Сделать это было непросто. Супермими находились на особом режиме. Хотя никто не запрещал им отлучаться из лаборатории и никаких запретов, кроме заложенных при их рождении, они не признавали, но так уж была рассчитана программа их работы, что желание «прогуляться» у них не могло даже возникнуть.
Дополнительная трудность заключалась в том, что никто вне узкого круга лиц не знал и не должен был знать об использовании в лабораториях корпорации, труда мэшин-менов. Разоблачение такого нарушения закона вызвало бы громкий скандал.
Милз подсказал Зюдеру убедительный довод для того, чтобы получить официальное разрешение на поездку к Лайту.
Зюдер сказал Торну, что появилась настоятельная необходимость познакомить одного из мэшин-менов с работами доктора Лайта.
— Хотя Гарри ничего о своих успехах не сообщает, — говорил Зюдер, — но, судя по всему, он добился многого.
— Это не новость, — перебил Торн. — Но он ни с кем делиться не желает.
— Если наш Эйб побывает в лаборатории, он раз берется во всем без подсказок и мы получим ценнейшую информацию.

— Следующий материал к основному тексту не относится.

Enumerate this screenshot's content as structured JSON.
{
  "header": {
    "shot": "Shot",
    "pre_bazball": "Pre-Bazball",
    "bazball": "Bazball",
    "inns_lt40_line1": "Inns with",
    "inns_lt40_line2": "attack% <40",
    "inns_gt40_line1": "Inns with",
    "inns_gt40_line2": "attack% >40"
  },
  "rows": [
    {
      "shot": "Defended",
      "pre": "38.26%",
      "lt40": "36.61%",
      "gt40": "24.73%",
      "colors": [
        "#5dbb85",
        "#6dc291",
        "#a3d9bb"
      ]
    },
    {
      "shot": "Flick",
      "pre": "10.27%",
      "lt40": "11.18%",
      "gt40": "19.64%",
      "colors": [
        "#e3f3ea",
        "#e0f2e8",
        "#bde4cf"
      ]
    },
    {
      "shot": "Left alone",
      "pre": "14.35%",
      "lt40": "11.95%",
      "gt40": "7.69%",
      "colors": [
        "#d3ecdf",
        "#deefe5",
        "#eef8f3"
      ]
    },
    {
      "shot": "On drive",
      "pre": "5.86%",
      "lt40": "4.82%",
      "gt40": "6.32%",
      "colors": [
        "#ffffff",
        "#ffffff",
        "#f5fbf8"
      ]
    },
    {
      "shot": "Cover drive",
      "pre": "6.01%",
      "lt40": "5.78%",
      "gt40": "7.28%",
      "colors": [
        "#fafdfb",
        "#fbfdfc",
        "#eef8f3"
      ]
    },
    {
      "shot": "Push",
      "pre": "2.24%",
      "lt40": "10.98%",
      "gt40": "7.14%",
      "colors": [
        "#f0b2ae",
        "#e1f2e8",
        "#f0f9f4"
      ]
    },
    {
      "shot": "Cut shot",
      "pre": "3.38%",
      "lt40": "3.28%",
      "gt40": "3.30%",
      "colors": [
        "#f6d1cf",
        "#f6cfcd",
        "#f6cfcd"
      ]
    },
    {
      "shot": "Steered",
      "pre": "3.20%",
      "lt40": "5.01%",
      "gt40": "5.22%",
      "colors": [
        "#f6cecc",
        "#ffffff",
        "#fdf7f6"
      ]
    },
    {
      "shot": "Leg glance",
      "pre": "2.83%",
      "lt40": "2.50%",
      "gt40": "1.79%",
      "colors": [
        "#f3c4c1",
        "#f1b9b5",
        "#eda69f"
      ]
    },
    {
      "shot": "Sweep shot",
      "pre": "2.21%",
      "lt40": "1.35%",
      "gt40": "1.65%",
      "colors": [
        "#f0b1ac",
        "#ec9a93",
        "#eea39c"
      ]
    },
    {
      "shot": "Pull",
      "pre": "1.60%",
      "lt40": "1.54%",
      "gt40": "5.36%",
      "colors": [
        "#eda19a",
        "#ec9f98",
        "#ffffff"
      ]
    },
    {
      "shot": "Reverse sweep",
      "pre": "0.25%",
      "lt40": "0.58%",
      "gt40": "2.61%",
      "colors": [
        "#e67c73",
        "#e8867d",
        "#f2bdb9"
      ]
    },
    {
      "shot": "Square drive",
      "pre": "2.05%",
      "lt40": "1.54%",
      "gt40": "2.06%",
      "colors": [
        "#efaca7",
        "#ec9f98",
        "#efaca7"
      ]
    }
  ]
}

Торн не забывал о витагене, иногда справлялся у Лайта, как идут дела, но ничего существенного не узнавал. Предложение Зюдера представилось ему соблазнительным.
— Ты думаешь, что тебе удастся туда проникнуть?
— Уверен. У меня с Бобби сохранились дружеские отношения, и он не откажет мне в экскурсии по лаборатории. А Эйба я выдам за обычного мими-секретаря.
— У тебя, Арт, появились интересные мысли и хорошая хватка, — одобрительно сказал Торн. — Попытайся. Но все, что там раскопаешь, передашь мне лично! И больше никому.
Прежде всего Эйба познакомили с Диком. Эйб был гораздо совершенней своего прародителя, но зато Дик, изучив голограммы тысяч людей, располагал такими сведениями об их душевной жизни, о которых его потомок и не подозревал. Им было о чем поговорить, и никто им не мешал.